Ebay-Abzocke Ein Betrüger, viele Namen

Die Masche war simpel, aber effizient: Mit Hilfe von Datensätzen aus seiner Kundendatei legte sich ein mutmaßlicher Betrüger bei Ebay Identitäten zu und verkaufte Elektroartikel, die es gar nicht gab. In sechs Monaten prellte der Mann unter zwölf verschiedenen Decknamen mindestens 70 Kunden um 25.000 Euro.

Bad Pyrmont - Ein mutmaßlicher Internetbetrüger aus Bad Pyrmont sitzt in Untersuchungshaft. Der 24-Jährige habe Ebay-Kunden im ganzen Bundesgebiet betrogen, sagte ein Polizeisprecher.

Der frühere Inhaber eines Mobilfunkladens soll eine Reihe seiner Kunden ohne deren Wissen bei Ebay angemeldet haben. Die Zahl der Betroffenen gab der verantwortliche Bad Pyrmonter Kriminalhauptkommissar Ulrich Mathies gegenüber manager-magazin.de mit etwa 70 an, den Gesamtschaden aus den Einzelfällen schätzt er auf etwa 25.000 Euro.

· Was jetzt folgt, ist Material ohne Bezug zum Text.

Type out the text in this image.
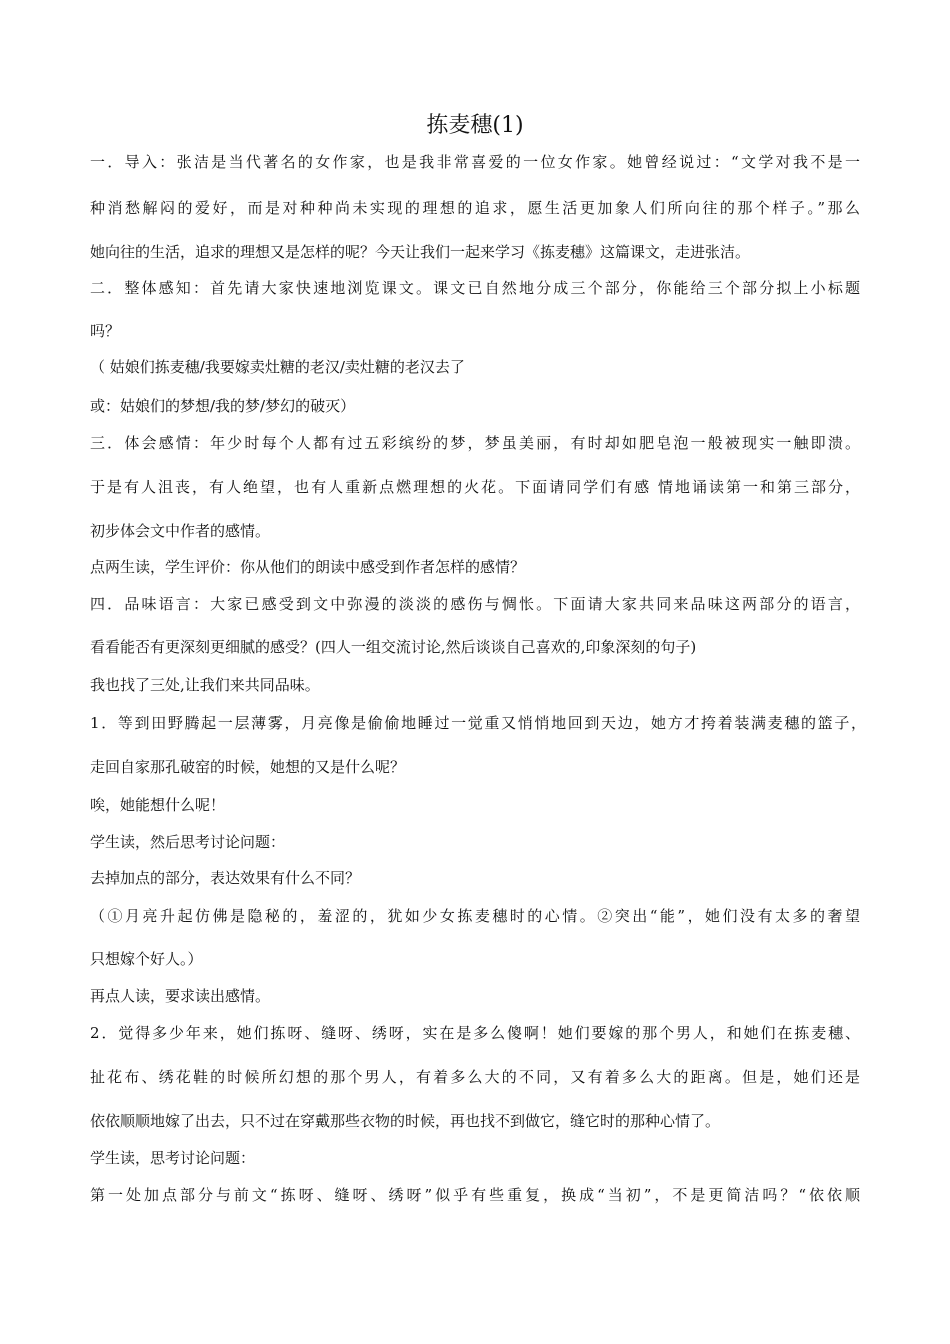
拣麦穗(1)
一．导入：张洁是当代著名的女作家，也是我非常喜爱的一位女作家。她曾经说过：“文学对我不是一
种消愁解闷的爱好，而是对种种尚未实现的理想的追求，愿生活更加象人们所向往的那个样子。”那么
她向往的生活，追求的理想又是怎样的呢？今天让我们一起来学习《拣麦穗》这篇课文，走进张洁。
二．整体感知：首先请大家快速地浏览课文。课文已自然地分成三个部分，你能给三个部分拟上小标题
吗？
（ 姑娘们拣麦穗/我要嫁卖灶糖的老汉/卖灶糖的老汉去了
或：姑娘们的梦想/我的梦/梦幻的破灭）
三．体会感情：年少时每个人都有过五彩缤纷的梦，梦虽美丽，有时却如肥皂泡一般被现实一触即溃。
于是有人沮丧，有人绝望，也有人重新点燃理想的火花。下面请同学们有感 情地诵读第一和第三部分，
初步体会文中作者的感情。
点两生读，学生评价：你从他们的朗读中感受到作者怎样的感情？
四．品味语言：大家已感受到文中弥漫的淡淡的感伤与惆怅。下面请大家共同来品味这两部分的语言，
看看能否有更深刻更细腻的感受？(四人一组交流讨论,然后谈谈自己喜欢的,印象深刻的句子)
我也找了三处,让我们来共同品味。
1．等到田野腾起一层薄雾，月亮像是偷偷地睡过一觉重又悄悄地回到天边，她方才挎着装满麦穗的篮子，
走回自家那孔破窑的时候，她想的又是什么呢？
唉，她能想什么呢！
学生读，然后思考讨论问题：
去掉加点的部分，表达效果有什么不同？
（①月亮升起仿佛是隐秘的，羞涩的，犹如少女拣麦穗时的心情。②突出“能”，她们没有太多的奢望
只想嫁个好人。）
再点人读，要求读出感情。
2．觉得多少年来，她们拣呀、缝呀、绣呀，实在是多么傻啊！她们要嫁的那个男人，和她们在拣麦穗、
扯花布、绣花鞋的时候所幻想的那个男人，有着多么大的不同，又有着多么大的距离。但是，她们还是
依依顺顺地嫁了出去，只不过在穿戴那些衣物的时候，再也找不到做它，缝它时的那种心情了。
学生读，思考讨论问题：
第一处加点部分与前文“拣呀、缝呀、绣呀”似乎有些重复，换成“当初”，不是更简洁吗？“依依顺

Unter fingierten Namen versteigerte der mutmaßliche Betrüger elektronische Geräte, kassierte den Kaufpreis, lieferte aber die Waren nicht aus. Nacheinander hatte der nun Inhaftierte die Scheinidentitäten angenommen und die E-Mail-Adressen immer wieder geändert. Täglich meldeten sich neue Opfer. Der Mann war im Internet monatelang unter mindestens einem Dutzend falscher Namen aufgetreten.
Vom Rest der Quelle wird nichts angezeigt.